With trillions of dollars under management, institutional investors play a pivotal role in enabling the climate crisis by financing fossil fuels and industrial agricultural commodities. These industries and their value chains are responsible for increasing greenhouse gas emissions, widespread environmental destruction, and gross human rights abuses. Increasingly, activists, shareholder advocates, and policymakers are seeking to stop the pipeline of money flowing to the companies and industries most responsible for the climate crisis. The role of large asset managers such as BlackRock, Vanguard, and State Street in bankrolling the climate emergency has rightly made them targets of aggressive campaigns demanding they divest from fossil fuels, defund deforestation, and respect the rights of Indigenous Peoples and local communities.

Investing directly in the companies responsible for the climate crisis is not the only way large asset managers are fueling global instability. BlackRock, Vanguard, State Street and many other financial giants also facilitate human rights violations through their support of the border and surveillance industry (BSI). This industry is in the business of separating families, eroding civil liberties, and promoting systemic racism and ethnonationalism around the world. BSI companies “provide the hardware, software and services to enable the containment, exclusion, surveillance, transportation and detention of migrant populations”. This includes companies that operate private prisons and migrant detention centers and develop the surveillance technology and biometric systems used to facilitate detentions, deportations, racial profiling, border militarization, and criminalization of migrants.

In a warming world subject to increasing natural disasters and extreme weather events, migration is a form of climate adaptation.
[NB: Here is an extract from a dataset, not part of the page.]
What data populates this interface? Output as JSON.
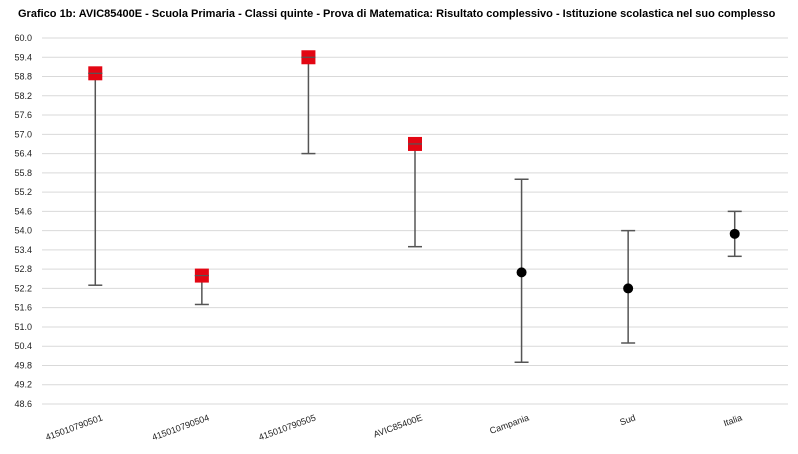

People embark on dangerous journeys to seek safety, security, and dignity in the face of environmental, economic, and political upheaval. In response, governments should ensure safe pathways for migration.

Yet, as climate change is increasingly being framed as a national and international security threat, militarized responses to migration through the proliferation of “[walls], bullets, drones and cages are presented as essential to eliminating this ‘threat.’

This brief illustrates how BlackRock, Vanguard, and State Street are financing the climate crisis through investments in fossil fuel and agribusiness companies, which drives displacement, and then profit from racist and xenophobic responses to migration through investments in BSI companies. It discusses these asset managers’ failure to adopt effective human rights policies that would ensure their investments are not enabling human rights violations and are aligned with international frameworks, such as the UN Guiding Principles on Business and Human Rights, and the OECD Guidelines for Multinational Enterprises. It calls on governments, investors, and climate movements — particularly the Global North climate movement — to embrace an intersectional, rights-based approach rooted in principles of climate justice when engaging in efforts to transform financial institutions.